Plausity transforms this workflow by providing an AI-native workspace that automates document ingestion and classification. Unlike simple chatbots, Plausity's AI Analysis Engine performs cross-document reasoning. It can detect if management accounts provided in the financial workstream contradict the audited statements or the disclosures made in the legal workstream.

This automation does not replace human judgment; it augments it. By handling the repetitive analytical work, Plausity allows senior advisors to focus on high-level strategy and risk mitigation. A Big Four Advisory partner reported that using Plausity cut their commercial DD timeline from three weeks to five days on a mid-market transaction. This speed is a competitive advantage in a market where top performers close deals 2-3 months faster than the average.

The Integrated DD Framework: Beyond Financial Silos

Financial due diligence cannot exist in a vacuum. To truly understand the risk profile of a target, deal teams must map financial findings against other workstreams. For example, a high EBITDA margin might be unsustainable if the Tech DD reveals significant technical debt or if the ESG DD identifies upcoming regulatory compliance costs that will increase operating expenses.

Plausity's platform is built for this multi-workstream reality. It provides a unified deal workspace where findings from 9 workstreams are synthesized in real time.

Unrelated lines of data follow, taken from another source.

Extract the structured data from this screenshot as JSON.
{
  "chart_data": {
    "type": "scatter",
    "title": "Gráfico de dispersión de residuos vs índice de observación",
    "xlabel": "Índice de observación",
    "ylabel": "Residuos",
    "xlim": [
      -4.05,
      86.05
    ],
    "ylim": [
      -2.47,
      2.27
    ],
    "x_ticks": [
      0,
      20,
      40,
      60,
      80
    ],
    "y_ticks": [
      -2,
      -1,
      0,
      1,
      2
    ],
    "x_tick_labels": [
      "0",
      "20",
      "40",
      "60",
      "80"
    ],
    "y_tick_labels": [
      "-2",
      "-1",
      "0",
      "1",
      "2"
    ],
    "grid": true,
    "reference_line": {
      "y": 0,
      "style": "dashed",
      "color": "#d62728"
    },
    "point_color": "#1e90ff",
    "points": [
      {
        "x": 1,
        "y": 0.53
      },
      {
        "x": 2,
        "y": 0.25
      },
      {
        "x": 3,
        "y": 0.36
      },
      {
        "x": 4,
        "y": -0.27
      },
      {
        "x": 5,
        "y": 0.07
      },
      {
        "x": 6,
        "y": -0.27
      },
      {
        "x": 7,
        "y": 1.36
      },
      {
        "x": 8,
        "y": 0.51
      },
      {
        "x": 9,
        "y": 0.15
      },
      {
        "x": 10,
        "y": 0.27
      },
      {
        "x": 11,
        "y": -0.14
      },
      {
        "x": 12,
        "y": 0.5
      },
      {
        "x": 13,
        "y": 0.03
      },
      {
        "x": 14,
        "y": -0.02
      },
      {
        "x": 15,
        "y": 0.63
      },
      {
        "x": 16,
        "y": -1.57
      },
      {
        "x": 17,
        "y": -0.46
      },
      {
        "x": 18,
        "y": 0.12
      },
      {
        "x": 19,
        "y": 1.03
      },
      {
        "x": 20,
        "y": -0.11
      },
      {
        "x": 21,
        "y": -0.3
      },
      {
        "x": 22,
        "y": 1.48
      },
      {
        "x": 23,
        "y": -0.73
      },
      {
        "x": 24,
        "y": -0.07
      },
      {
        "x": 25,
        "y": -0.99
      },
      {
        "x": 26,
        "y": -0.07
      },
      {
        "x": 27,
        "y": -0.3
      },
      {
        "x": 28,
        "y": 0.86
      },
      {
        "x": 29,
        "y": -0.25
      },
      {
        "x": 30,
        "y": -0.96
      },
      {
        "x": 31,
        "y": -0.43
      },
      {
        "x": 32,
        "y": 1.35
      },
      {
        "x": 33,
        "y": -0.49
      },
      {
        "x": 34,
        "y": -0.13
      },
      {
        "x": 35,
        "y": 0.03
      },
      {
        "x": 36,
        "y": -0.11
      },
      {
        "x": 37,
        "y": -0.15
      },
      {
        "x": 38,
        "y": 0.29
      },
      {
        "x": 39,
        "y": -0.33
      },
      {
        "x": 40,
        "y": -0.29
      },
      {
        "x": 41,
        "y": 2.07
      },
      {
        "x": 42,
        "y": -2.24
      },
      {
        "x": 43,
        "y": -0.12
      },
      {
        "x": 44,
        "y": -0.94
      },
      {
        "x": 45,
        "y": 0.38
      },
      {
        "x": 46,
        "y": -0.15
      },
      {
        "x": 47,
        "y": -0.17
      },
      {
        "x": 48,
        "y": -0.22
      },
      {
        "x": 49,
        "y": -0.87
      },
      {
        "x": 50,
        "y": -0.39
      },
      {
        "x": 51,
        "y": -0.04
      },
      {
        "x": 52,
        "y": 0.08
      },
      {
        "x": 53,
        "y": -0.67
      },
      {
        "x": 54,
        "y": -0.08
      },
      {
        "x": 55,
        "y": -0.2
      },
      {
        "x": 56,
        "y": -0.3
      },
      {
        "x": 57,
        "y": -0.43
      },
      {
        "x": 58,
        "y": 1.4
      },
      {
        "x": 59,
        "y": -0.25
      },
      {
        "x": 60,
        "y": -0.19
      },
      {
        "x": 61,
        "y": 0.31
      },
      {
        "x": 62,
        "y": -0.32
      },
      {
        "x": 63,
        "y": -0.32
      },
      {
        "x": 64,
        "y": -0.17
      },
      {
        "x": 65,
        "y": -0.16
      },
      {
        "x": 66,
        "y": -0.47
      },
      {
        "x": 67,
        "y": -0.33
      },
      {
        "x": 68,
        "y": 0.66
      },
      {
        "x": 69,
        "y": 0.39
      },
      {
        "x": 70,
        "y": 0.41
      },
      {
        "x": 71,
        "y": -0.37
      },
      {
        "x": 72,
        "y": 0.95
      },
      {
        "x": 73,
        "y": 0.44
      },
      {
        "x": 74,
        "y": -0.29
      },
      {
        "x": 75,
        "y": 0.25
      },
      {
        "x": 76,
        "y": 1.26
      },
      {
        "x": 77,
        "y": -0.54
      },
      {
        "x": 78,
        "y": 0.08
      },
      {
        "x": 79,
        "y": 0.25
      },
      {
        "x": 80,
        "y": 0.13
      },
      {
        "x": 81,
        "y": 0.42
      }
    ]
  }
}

This allows for the generation of investor-ready reports, red flag summaries, and executive briefings that are dynamically structured based on actual findings across the entire deal.

Comparison: Traditional vs. AI-Augmented FDD
FeatureTraditional FDDPlausity AI-Augmented FDD
Timeline4-8 weeks for mid-market.Compressed by up to 70%.
Document ReviewManual, sample-based.Automated, 100% coverage.
TraceabilityManual citations, often missing.100% link to document, page, paragraph.
WorkstreamsSiloed, sequential.9 workstreams simultaneously.
DeliverablesManual report drafting.Automated, investor-ready reports.

By adopting an AI-native approach, PE funds and advisory firms can scale their deal throughput without proportionally increasing headcount, while maintaining the highest standards of rigor and auditability.